Around $25,000 in annual revenue and six months in business are usual requirements. If a credit report is requested, you’ll need to have a score of 500 or more.
Credit Lines vs. Credit Cards
You might hear the terms “business credit cards” and “lines of credit” used interchangeably, but they differ in several ways. A business card is more suitable for smaller, ongoing expenses and for businesses that are newer and with less-established finances. Business lines of credit are more appropriate for mature businesses and larger expenses.
Business credit cards can offer rewards or cash back when you spend a certain amount. The rewards usually relate to business expenses, such as gas, internet and cable, and supplies. Often you can obtain a card via a 0% promotion, during which you won’t need to pay any interest on your balance for a certain length of time.

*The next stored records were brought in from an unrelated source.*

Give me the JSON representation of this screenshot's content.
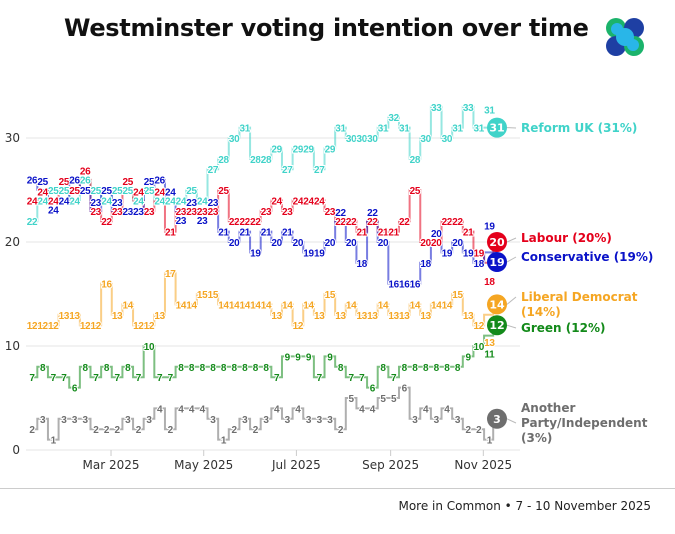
{
  "title": "Westminster voting intention over time",
  "logo": {
    "icon": "more-in-common-logo",
    "colors": [
      "#1bb36b",
      "#1e3fa3",
      "#29b6e8"
    ]
  },
  "source": "More in Common • 7 - 10 November 2025",
  "chart_data": {
    "type": "line",
    "title": "Westminster voting intention over time",
    "xlabel": "",
    "ylabel": "",
    "ylim": [
      0,
      35
    ],
    "yticks": [
      0,
      10,
      20,
      30
    ],
    "xticks": [
      {
        "date": "2025-03-01",
        "label": "Mar 2025"
      },
      {
        "date": "2025-05-01",
        "label": "May 2025"
      },
      {
        "date": "2025-07-01",
        "label": "Jul 2025"
      },
      {
        "date": "2025-09-01",
        "label": "Sep 2025"
      },
      {
        "date": "2025-11-01",
        "label": "Nov 2025"
      }
    ],
    "grid": "horizontal",
    "x": [
      "2025-01-08",
      "2025-01-15",
      "2025-01-22",
      "2025-01-29",
      "2025-02-05",
      "2025-02-12",
      "2025-02-19",
      "2025-02-26",
      "2025-03-05",
      "2025-03-12",
      "2025-03-19",
      "2025-03-26",
      "2025-04-02",
      "2025-04-09",
      "2025-04-16",
      "2025-04-23",
      "2025-04-30",
      "2025-05-07",
      "2025-05-14",
      "2025-05-21",
      "2025-05-28",
      "2025-06-04",
      "2025-06-11",
      "2025-06-18",
      "2025-06-25",
      "2025-07-02",
      "2025-07-09",
      "2025-07-16",
      "2025-07-23",
      "2025-07-30",
      "2025-08-06",
      "2025-08-13",
      "2025-08-20",
      "2025-08-27",
      "2025-09-03",
      "2025-09-10",
      "2025-09-17",
      "2025-09-24",
      "2025-10-01",
      "2025-10-08",
      "2025-10-15",
      "2025-10-22",
      "2025-10-29",
      "2025-11-05",
      "2025-11-10"
    ],
    "series": [
      {
        "name": "Reform UK",
        "end_label": "Reform UK (31%)",
        "color": "#40d3c9",
        "values": [
          22,
          24,
          25,
          25,
          24,
          26,
          25,
          24,
          25,
          25,
          24,
          25,
          24,
          24,
          24,
          25,
          24,
          27,
          28,
          30,
          31,
          28,
          28,
          29,
          27,
          29,
          29,
          27,
          29,
          31,
          30,
          30,
          30,
          31,
          32,
          31,
          28,
          30,
          33,
          30,
          31,
          33,
          31,
          31,
          31
        ]
      },
      {
        "name": "Labour",
        "end_label": "Labour (20%)",
        "color": "#e4001b",
        "values": [
          24,
          24,
          24,
          25,
          25,
          26,
          23,
          22,
          23,
          25,
          24,
          23,
          24,
          21,
          23,
          23,
          23,
          23,
          25,
          22,
          22,
          22,
          23,
          24,
          23,
          24,
          24,
          24,
          23,
          22,
          22,
          21,
          22,
          21,
          21,
          22,
          25,
          20,
          20,
          22,
          22,
          21,
          19,
          18,
          20
        ]
      },
      {
        "name": "Conservative",
        "end_label": "Conservative (19%)",
        "color": "#0a12c8",
        "values": [
          26,
          25,
          24,
          24,
          26,
          25,
          23,
          25,
          23,
          23,
          23,
          25,
          26,
          24,
          23,
          23,
          23,
          23,
          21,
          20,
          21,
          19,
          21,
          20,
          21,
          20,
          19,
          19,
          20,
          22,
          20,
          18,
          22,
          20,
          16,
          16,
          16,
          18,
          20,
          19,
          20,
          19,
          18,
          19,
          19
        ]
      },
      {
        "name": "Liberal Democrat",
        "end_label": "Liberal Democrat (14%)",
        "color": "#f5a623",
        "values": [
          12,
          12,
          12,
          13,
          13,
          12,
          12,
          16,
          13,
          14,
          12,
          12,
          13,
          17,
          14,
          14,
          15,
          15,
          14,
          14,
          14,
          14,
          14,
          13,
          14,
          12,
          14,
          13,
          15,
          13,
          14,
          13,
          13,
          14,
          13,
          13,
          14,
          13,
          14,
          14,
          15,
          13,
          12,
          13,
          14
        ]
      },
      {
        "name": "Green",
        "end_label": "Green (12%)",
        "color": "#138a1a",
        "values": [
          7,
          8,
          7,
          7,
          6,
          8,
          7,
          8,
          7,
          8,
          7,
          10,
          7,
          7,
          8,
          8,
          8,
          8,
          8,
          8,
          8,
          8,
          8,
          7,
          9,
          9,
          9,
          7,
          9,
          8,
          7,
          7,
          6,
          8,
          7,
          8,
          8,
          8,
          8,
          8,
          8,
          9,
          10,
          11,
          12
        ]
      },
      {
        "name": "Another Party/Independent",
        "end_label": "Another Party/Independent (3%)",
        "color": "#6e6e6e",
        "values": [
          2,
          3,
          1,
          3,
          3,
          3,
          2,
          2,
          2,
          3,
          2,
          3,
          4,
          2,
          4,
          4,
          4,
          3,
          1,
          2,
          3,
          2,
          3,
          4,
          3,
          4,
          3,
          3,
          3,
          2,
          5,
          4,
          4,
          5,
          5,
          6,
          3,
          4,
          3,
          4,
          3,
          2,
          2,
          1,
          3
        ]
      }
    ]
  }
}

A business line of credit means you have actual cash deposited to your bank account when you make a draw — with a higher credit limit. If it’s a large amount, it’s secured by collateral. If you get cash through your business credit card, you’ll be subject to fees and a higher APR, in addition to late-payment and annual fees.
Securing a line of credit for your business can create more consistent cash flow. Keep these factors in mind as you make your decision.